Risk: The client can say: “I never authorized that trade. I am not responsible for the losses I sustained. I want you to make me whole again.” You would have no documentation proving otherwise.
2. Signing a client’s name to documents. This might sound like another time saver. The problem is you are forging a document and it will live forever in your firm’s system. Your client might have signed, but their spouse did not. You signed in her place,
Risk: If there ever is a dispute or a divorce, the client can say: “That is not my signature.” Forgery is a crime.
3. Prefilling forms with made up information. As an advisor, you might be tempted when a client needs to prequalify for a certain type of business. Trading options might be a good example. You pull numbers out of the air and ask a client to sign.

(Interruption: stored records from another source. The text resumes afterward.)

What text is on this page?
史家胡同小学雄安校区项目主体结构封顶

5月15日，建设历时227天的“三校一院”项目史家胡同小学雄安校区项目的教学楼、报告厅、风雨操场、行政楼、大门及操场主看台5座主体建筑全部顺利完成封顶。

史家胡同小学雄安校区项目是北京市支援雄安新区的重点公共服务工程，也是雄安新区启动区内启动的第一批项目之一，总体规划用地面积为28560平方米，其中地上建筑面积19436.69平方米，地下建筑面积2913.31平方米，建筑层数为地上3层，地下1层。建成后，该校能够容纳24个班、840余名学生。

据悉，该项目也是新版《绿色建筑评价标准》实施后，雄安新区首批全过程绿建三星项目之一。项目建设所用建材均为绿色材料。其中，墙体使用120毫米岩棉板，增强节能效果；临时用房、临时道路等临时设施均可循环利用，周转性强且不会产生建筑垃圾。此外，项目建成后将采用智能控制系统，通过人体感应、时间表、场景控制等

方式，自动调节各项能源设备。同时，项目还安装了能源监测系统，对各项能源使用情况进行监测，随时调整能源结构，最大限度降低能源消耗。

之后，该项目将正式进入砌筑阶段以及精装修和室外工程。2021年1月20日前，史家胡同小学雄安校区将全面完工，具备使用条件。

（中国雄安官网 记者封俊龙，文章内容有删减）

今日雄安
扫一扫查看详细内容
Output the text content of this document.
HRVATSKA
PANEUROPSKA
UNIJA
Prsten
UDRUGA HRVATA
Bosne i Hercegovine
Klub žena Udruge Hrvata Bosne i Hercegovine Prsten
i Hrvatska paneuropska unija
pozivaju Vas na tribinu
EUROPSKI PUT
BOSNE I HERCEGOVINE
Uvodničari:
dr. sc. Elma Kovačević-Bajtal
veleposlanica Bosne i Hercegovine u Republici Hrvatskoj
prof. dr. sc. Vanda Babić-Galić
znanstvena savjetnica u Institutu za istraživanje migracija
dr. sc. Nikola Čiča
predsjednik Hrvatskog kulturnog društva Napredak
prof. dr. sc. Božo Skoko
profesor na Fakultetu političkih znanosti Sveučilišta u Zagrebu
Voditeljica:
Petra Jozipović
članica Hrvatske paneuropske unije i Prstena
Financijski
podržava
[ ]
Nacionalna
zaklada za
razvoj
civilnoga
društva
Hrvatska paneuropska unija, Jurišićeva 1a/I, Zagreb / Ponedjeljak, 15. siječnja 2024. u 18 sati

Risk: The client can say they never provided that information. They were not qualified to do that ,kind of business. They should never have been approved. They do not know where those numbers came from.
4. Taking instructions from a client to buy in another client’s account without a POA on file. This might happen with IRA accounts. The client likes your idea and asks you to buy the same in their spouse’s account.
Risk: They have no authorization to place that trade and neither do you. The spouse can say they never placed that trade.
5. Saying you will guarantee a client against losses. “Guarantee” is a word loaded with legal connotations. As an advisor you cannot promise to “make them whole again.”
Risk: You are an agent of your firm. When your client hears a promise, they may assume the firm stands behind it. They do not.
6. Trading on inside information. You must be aware of changes in your client’s typical behavior. The client who wants to sell everything and buy one stock is sending up a red flag. Ditto the client with a guy who knows a guy.
Risk: The regulators will investigate trading that took place before a merger or other big news story. You risk being brought down with your client because after the fact, it looked so obvious they were trading on inside information.
7. Continuing to trade stocks after the client has died. Your client’s account generated lots of commissions. You have heard through the grapevine they just died. You have not gotten a death certificate yet, so you pretended they called you and placed trades. You traded in and out, generating commissions.
Risk: You were placing trades the client could not have authorized. Red flags will be raised.
As a financial advisor, you are held to a high standard. Violating it can lead to very bad and immediate consequences.